The Texas Department of Transportation (TxDOT) has created a Panama Canal Stakeholder Working Group.  TxDOT is seeking input from members and the public on ways the department can help in ensuring that Texas is well-positioned to capitalize on canal expansion-related economic opportunities.

The Working Group is holding meetings along the Texas Coast with stops in Houston on Aug. 27, Beaumont on Aug. 28, Dallas-Fort Worth on Sept. 7 and Brownsville on Sept. 14.  They will wrap up their work Nov. 12-13 at TxDOT’s offices in Austin.  The group met in Corpus Christi on Aug. 1 and heard about South Texas freight issues including needed highway and rail projects.

No Texas or Gulf Coast port has a ship channel deep enough to take full advantage of the deeper and wider canal.  Industry experts are predicting that the impact of opening the canal is likely to be modest at first but very significant in future years.  The process of adjusting the components of freight infrastructure is almost always measured in decades instead of years.Terry Simpson

Most of the attention on greater Panama Canal traffic has been on containerized cargo and giant new container ships that will be able to connect the Pacific Rim with Gulf and East Coast ports and the manufacturers and consumers they serve.  These behemoth ships will not be able to call at any Texas port fully loaded and instead are likely to deliver and pick up boxes at Caribbean hubs like Kingston, Jamaica.  Smaller ships will make the shorter runs to and from U.S. ports.

The canal expansion will also provide potential cost savings for U.S. export shipments of bulk cargoes such as chemicals, grain, coal, fuels and liquefied natural gas.  Bulk cargo shipping is the area where Texas ports excel.

"Preparing the state's infrastructure for such an expansion, in terms of sea and land-based infrastructure, is crucial to accommodating this increased freight traffic," said State Representative Larry Phillips.

The Work Group will produce a report by year's end assessing the state's readiness to maximize any opportunities the canal's expansion might bring.

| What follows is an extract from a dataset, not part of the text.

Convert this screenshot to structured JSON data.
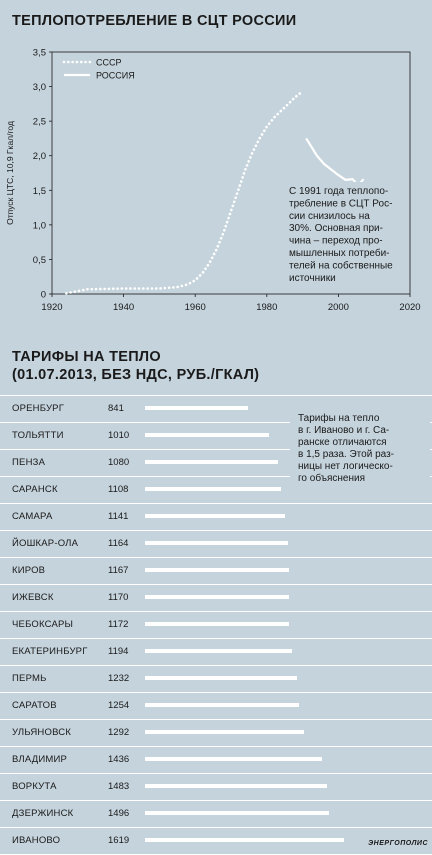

The group will be led by Harris County Judge Ed Emmett, a former state representative, and former member of the Interstate Commerce Commission. Before becoming County Judge, Emmett was a recognized expert on freight transportation issues and logistics.



The report will include a review of opportunities for expanding Texas exports and imports, a summary of existing plans for highway, rail and port projects and an assessment of future transportation investment needs. It will also attempt to identify projects and policies that will enhance Texas' position in global trade.

"This collaboration presents us with an opportunity to fully understand the impact of the Panama Canal expansion on Texas' imports and exports and to prepare for that impact." Emmett said.


The Work Group includes representatives from the port, agriculture, trucking, manufacturing, government, oil and gas, and rail industries including the Texas Association of Manufacturers, Texas Port Association, Texas Motor Transportation Association, Texas Farm Bureau, Economic Development and Tourism Division of the Governor's Office, Port of Houston Authority, Texas Economic Development Council, BNSF, and Judge Emmett.

"Bringing together a broad group of experts involved in freight movement in Texas will allow us to develop a comprehensive master plan that addresses connectivity with our ports and potential expansion of export opportunities," said Bill Meadows, Texas Transportation Commissioner.  "This Stakeholder Group will focus on enhancing and facilitating the flow of goods through and on our system, which does not stop at our ports but continues through our major corridors such as I-35 and I-69."

Emmett has said that regardless of the Panama Canal, if Texas does not invest in infrastructure to move freight into and out of our ports, then the state is going to miss a golden opportunity to continue growing, and the state’s economy will stagnate.